A randomized controlled trial conducted in five nursing homes with patients suffering from Alzheimer’s found that a targeted exercise program resulted in a slower decline. A systematic review published in 2008 concluded that exercise is integral to not only managing and slowing down cognitive decline but also to ultimately prevent it from occurring. Not to scare you, but these are real diseases that affect us as we age. Take action today to prevent it, or at least slow it down.
When you look at other aspects of cognitive performance, like social connectedness and general quality of life, exercise also plays a key role. A study that examined this put one group of older adults in an exercise group and the other as a non-exercise control and found that the exercise group was significantly happier by the end of the study.
So mentally exercise is beneficial, it improves cognitive function, reduces your risk of developing a neurodegenerative disease like Alzheimer’s and it makes you feel happier and more connected. Need any more benefits? Ok sure, here’s what it does to your physical health.
Regular resistance training for older adults has been shown in research to improve muscle strength and maximal oxygen consumption, a key marker for cardiovascular fitness. Exercise also reduces the risk and progression of chronic disease and disabling conditions that are present with an inactive lifestyle, like type 2 diabetes and injuries.

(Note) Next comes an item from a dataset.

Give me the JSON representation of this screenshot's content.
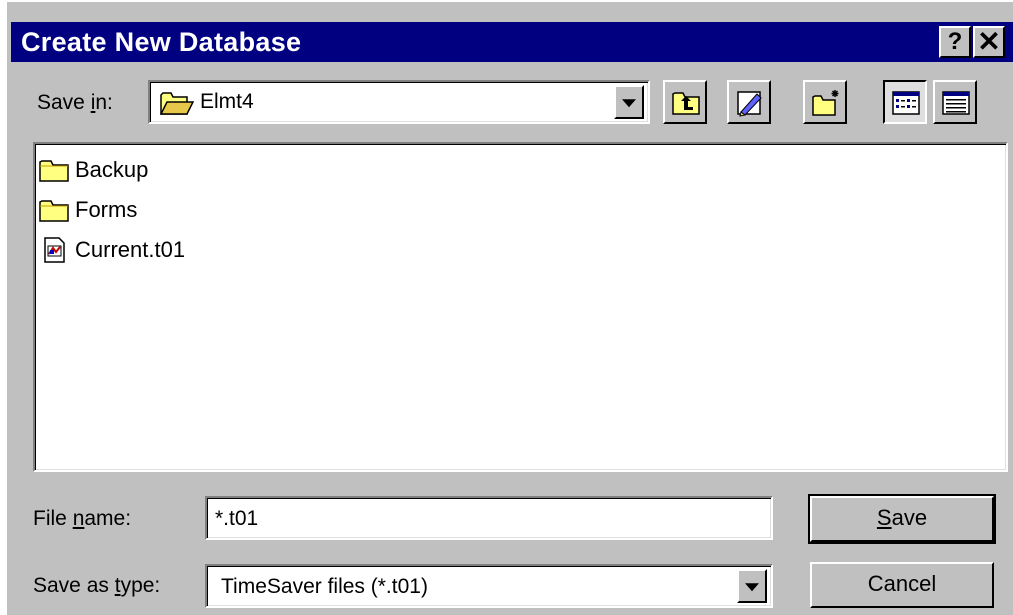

Injuries are more common in older adults and can be disabling conditions. A study that asked older adults with osteoarthritis of the knee to engage in a physical activity intervention found that symptoms of their condition were greatly reduced in a workout program specifically designed for the older generation.
So it’s pretty safe to say that when an older adult regularly and consistently engages in a fitness program carefully curated for their needs and requirements, they are likely to see a range of life-changing benefits. No more convincing necessary, get yourself to the gym today.